CFE-CMStatistics 2025: Start Registration
View Submission - CFE-CMStatistics 2025
A0893
Title: Bi-clustering RNA-sequencing data: A model-based approach using a MPLN distribution Authors:  Caitlin Kral - Carleton University (Canada) [presenting]
Sanjeena Dang - Carleton University (Canada)
Ryan Browne - University of Waterloo (Canada)
Evan Chance - Carleton University (Canada)
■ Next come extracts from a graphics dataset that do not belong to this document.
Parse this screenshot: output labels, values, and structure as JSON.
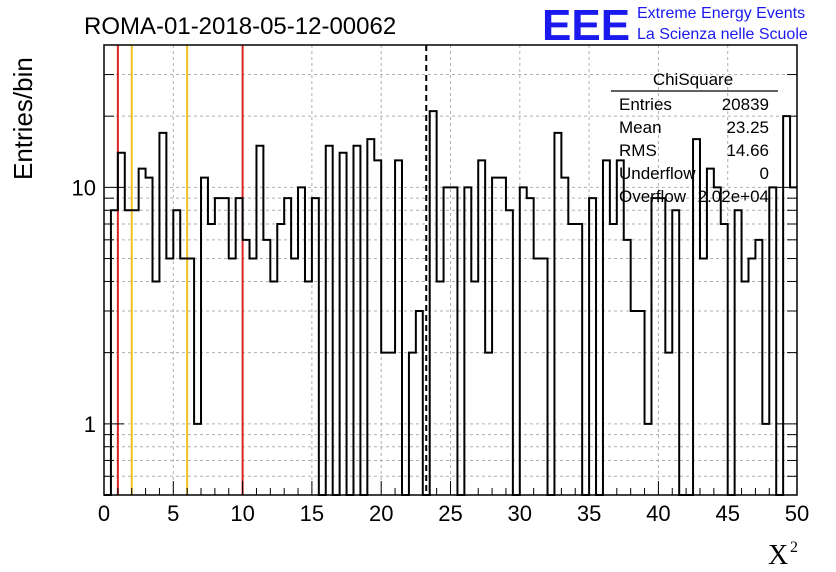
{
  "chart_data": {
    "type": "histogram",
    "title": "ROMA-01-2018-05-12-00062",
    "xlabel": "X",
    "xlabel_superscript": "2",
    "ylabel": "Entries/bin",
    "yscale": "log",
    "xlim": [
      0,
      50
    ],
    "ylim": [
      0.5,
      40
    ],
    "grid": true,
    "x_ticks": [
      "0",
      "5",
      "10",
      "15",
      "20",
      "25",
      "30",
      "35",
      "40",
      "45",
      "50"
    ],
    "y_ticks": [
      "1",
      "10"
    ],
    "bin_width": 0.5,
    "bin_start": 0,
    "counts": [
      0,
      8,
      14,
      8,
      8,
      12,
      11,
      4,
      17,
      5,
      8,
      5,
      5,
      1,
      11,
      7,
      9,
      9,
      5,
      9,
      6,
      5,
      15,
      6,
      4,
      7,
      9,
      5,
      10,
      4,
      9,
      0,
      15,
      0,
      14,
      0,
      15,
      0,
      16,
      13,
      2,
      2,
      13,
      0,
      2,
      3,
      0,
      21,
      4,
      10,
      10,
      0,
      10,
      4,
      13,
      2,
      11,
      11,
      8,
      0,
      10,
      9,
      5,
      5,
      0,
      17,
      11,
      7,
      7,
      0,
      9,
      0,
      13,
      7,
      13,
      6,
      3,
      3,
      1,
      9,
      9,
      2,
      8,
      0,
      0,
      16,
      5,
      12,
      10,
      7,
      0,
      8,
      4,
      5,
      6,
      1,
      10,
      0,
      20,
      10
    ],
    "vertical_lines": [
      {
        "x": 1,
        "color": "#dd2222",
        "style": "solid"
      },
      {
        "x": 2,
        "color": "#f0c020",
        "style": "solid"
      },
      {
        "x": 6,
        "color": "#f0c020",
        "style": "solid"
      },
      {
        "x": 10,
        "color": "#dd2222",
        "style": "solid"
      },
      {
        "x": 23.25,
        "color": "#000000",
        "style": "dashed"
      }
    ],
    "stats_box": {
      "title": "ChiSquare",
      "rows": [
        {
          "label": "Entries",
          "value": "20839"
        },
        {
          "label": "Mean",
          "value": "23.25"
        },
        {
          "label": "RMS",
          "value": "14.66"
        },
        {
          "label": "Underflow",
          "value": "0"
        },
        {
          "label": "Overflow",
          "value": "2.02e+04"
        }
      ]
    },
    "logo": {
      "text": "EEE",
      "line1": "Extreme Energy Events",
      "line2": "La Scienza nelle Scuole",
      "color": "#1a1aee"
    }
  }
}
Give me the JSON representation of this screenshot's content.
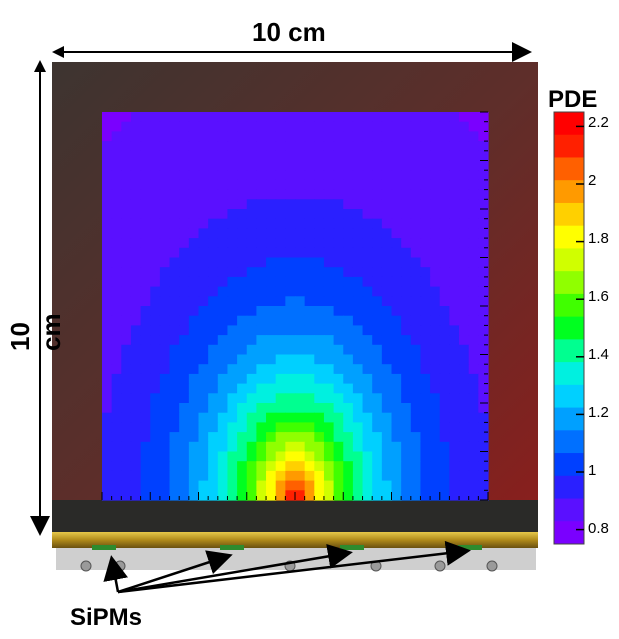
{
  "labels": {
    "width_dimension": "10 cm",
    "height_dimension": "10 cm",
    "colorbar_title": "PDE",
    "sensor_label": "SiPMs"
  },
  "colorbar": {
    "ticks": [
      "2.2",
      "2",
      "1.8",
      "1.6",
      "1.4",
      "1.2",
      "1",
      "0.8"
    ],
    "range": [
      0.75,
      2.25
    ],
    "colors": [
      "#7a00ff",
      "#5a10ff",
      "#2a20ff",
      "#0040ff",
      "#0070ff",
      "#00a0ff",
      "#00d0ff",
      "#00f0e0",
      "#00ff90",
      "#00ff20",
      "#40ff00",
      "#90ff00",
      "#d0ff00",
      "#ffff00",
      "#ffd000",
      "#ff9a00",
      "#ff6000",
      "#ff2000",
      "#ff0000"
    ]
  },
  "heatmap": {
    "description_colors": {
      "frame": "#5a2a26",
      "frame_edge": "#8a2420",
      "bar": "#c9a42a",
      "bar_dark": "#7a6a1a"
    }
  }
}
Abstract: Bi-clustering is a technique that simultaneously clusters observations and features (i.e., variables) in a dataset. This technique is used in bioinformatics to simultaneously identify clusters of disease and non-diseased patients and the network of genes with distinct correlation patterns based on their gene expression values. While several Gaussian mixture models-based biclustering approaches currently exist in the literature for continuous data, approaches to handle discrete data have not been well researched. Extending bi-clustering approaches to discrete data is imperative, as such data is commonly found within real-world applications such as bioinformatics. Recently, multivariate Poisson-lognormal (MLPN) models have emerged as an efficient model for modelling multivariate count data. It arises from a hierarchical Poisson structure, which allows for over-dispersion and correlation (both positive and negative). A MPLN model-based bi-clustering approach that utilizes a block-diagonal covariance structure is proposed. The clustering performance of the proposed model for clustering both observations and features using simulated and real-world data is demonstrated.